Blizzard “Goliath” kills 30,000 cattle in TX

About five percent of the mature dairy cows, and a yet-undetermined number of heifers and calves were killed

Blizzard Goliath kills Cattle-in-Blizzard-640x480_Jan 2016

1/2/16 – A statement obtained by Breitbart Texas from the Texas Association of Dairymen (TAD) says that the winter storm named Goliath “hit hard at the heart of the Texas dairy industry.”

The reduction in the state’s milk supply, and dairy and other financial losses, as well as the emotional impact on farmers of losing their animals, is enormous, says TAD Executive Director Darren Turley.

Turley said it wasn’t until Tuesday that many dairy producers in the area largely impacted by the storms – from Lubbock west to Muleshoe, Texas, and north to Friona – could gauge the impact by surveying their property.
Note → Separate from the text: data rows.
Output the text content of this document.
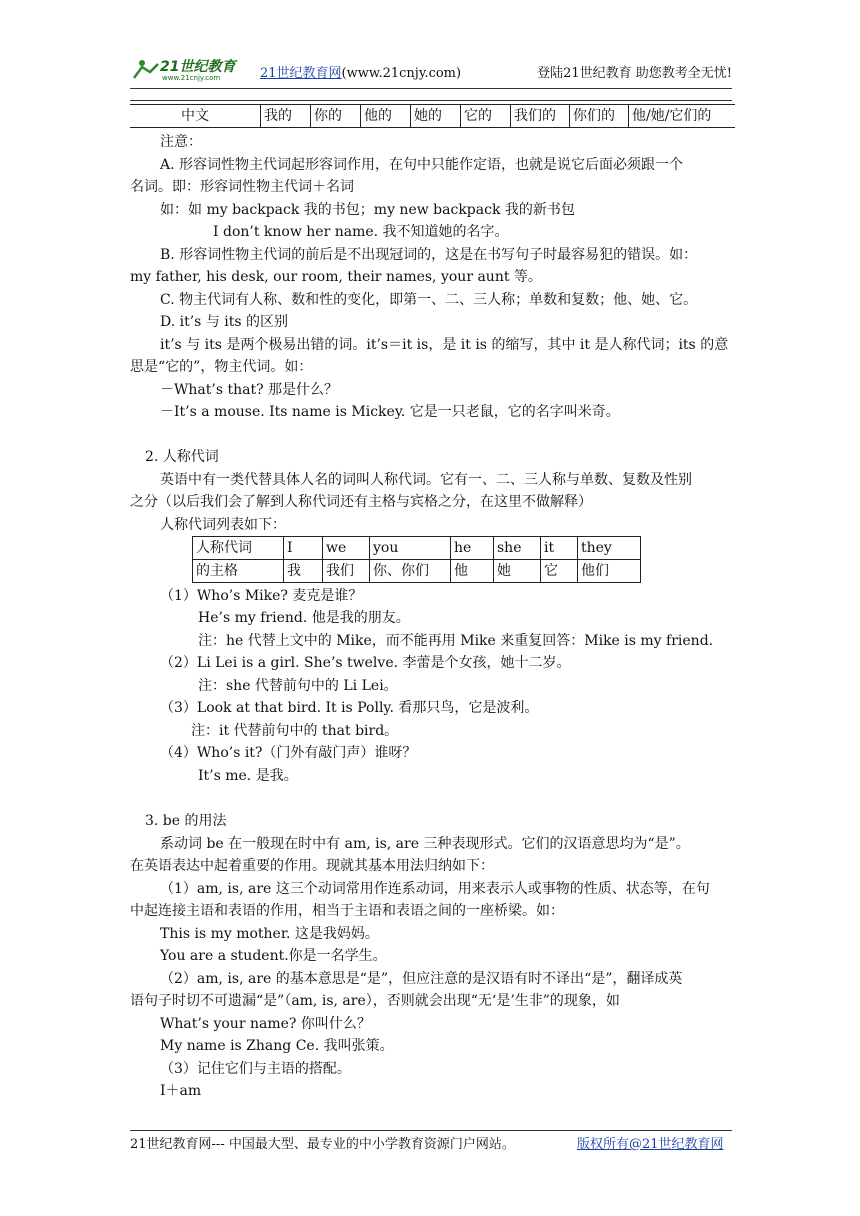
21世纪教育
www.21cnjy.com	21世纪教育网(www.21cnjy.com)	登陆21世纪教育 助您教考全无忧!
中文	我的	你的	他的	她的	它的	我们的	你们的	他/她/它们的
注意：
A. 形容词性物主代词起形容词作用，在句中只能作定语，也就是说它后面必须跟一个
名词。即：形容词性物主代词＋名词
如：如 my backpack 我的书包；my new backpack 我的新书包
I don’t know her name. 我不知道她的名字。
B. 形容词性物主代词的前后是不出现冠词的，这是在书写句子时最容易犯的错误。如：
my father, his desk, our room, their names, your aunt 等。
C. 物主代词有人称、数和性的变化，即第一、二、三人称；单数和复数；他、她、它。
D. it’s 与 its 的区别
it’s 与 its 是两个极易出错的词。it’s＝it is，是 it is 的缩写，其中 it 是人称代词；its 的意
思是“它的”，物主代词。如：
－What’s that? 那是什么？
－It’s a mouse. Its name is Mickey. 它是一只老鼠，它的名字叫米奇。
2. 人称代词
英语中有一类代替具体人名的词叫人称代词。它有一、二、三人称与单数、复数及性别
之分（以后我们会了解到人称代词还有主格与宾格之分，在这里不做解释）
人称代词列表如下：
人称代词	I	we	you	he	she	it	they
的主格	我	我们	你、你们	他	她	它	他们
（1）Who’s Mike? 麦克是谁？
He’s my friend. 他是我的朋友。
注：he 代替上文中的 Mike，而不能再用 Mike 来重复回答：Mike is my friend.
（2）Li Lei is a girl. She’s twelve. 李蕾是个女孩，她十二岁。
注：she 代替前句中的 Li Lei。
（3）Look at that bird. It is Polly. 看那只鸟，它是波利。
注：it 代替前句中的 that bird。
（4）Who’s it?（门外有敲门声）谁呀？
It’s me. 是我。
3. be 的用法
系动词 be 在一般现在时中有 am, is, are 三种表现形式。它们的汉语意思均为“是”。
在英语表达中起着重要的作用。现就其基本用法归纳如下：
（1）am, is, are 这三个动词常用作连系动词，用来表示人或事物的性质、状态等，在句
中起连接主语和表语的作用，相当于主语和表语之间的一座桥梁。如：
This is my mother. 这是我妈妈。
You are a student.你是一名学生。
（2）am, is, are 的基本意思是“是”，但应注意的是汉语有时不译出“是”，翻译成英
语句子时切不可遗漏“是”（am, is, are），否则就会出现“无‘是’生非”的现象，如
What’s your name? 你叫什么？
My name is Zhang Ce. 我叫张策。
（3）记住它们与主语的搭配。
I＋am
21世纪教育网--- 中国最大型、最专业的中小学教育资源门户网站。	版权所有@21世纪教育网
Turley says that the region includes half of the state’s top ten milk producing counties which amounts to about 36 percent of the Lone Star state’s dairy cows – an estimated 142,800 cows. Turley estimates that about five percent of the mature dairy cows, and a yet-undetermined heifers and calves were killed. He expects losses to climb as farmers are able to survey the damage.

The TDA official said the next challenge will be how to handle this sudden and massive loss of animals. He said, “The ordinary methods for disposal cannot handle the volume of deaths we are seeing from this storm. The Texas Association of Dairymen is working with the Texas Commission on Environmental Quality and other agencies to determine how the animals can be disposed of both quickly and safely.”

CNN reports the storm resulted in the loss of “hundreds of loads of milk” that were ready to be processed and many milk-producing cows weren’t milked daily, according to Darren Turley, executive director of the Texas Association of Dairymen.

“When a dairy cow goes that long without being milked, her milk supply starts to dry up,” Turley said in a statement. “That means the dairy cows in this region will give less milk for months to come. Less milk going to market will be felt by consumers, as well as by dairy farmers.”

The loss of the livestock from storm’s impact “and on living livestock is expected to decrease the state’s milk supply for up to a year,” reports local News Channel 10.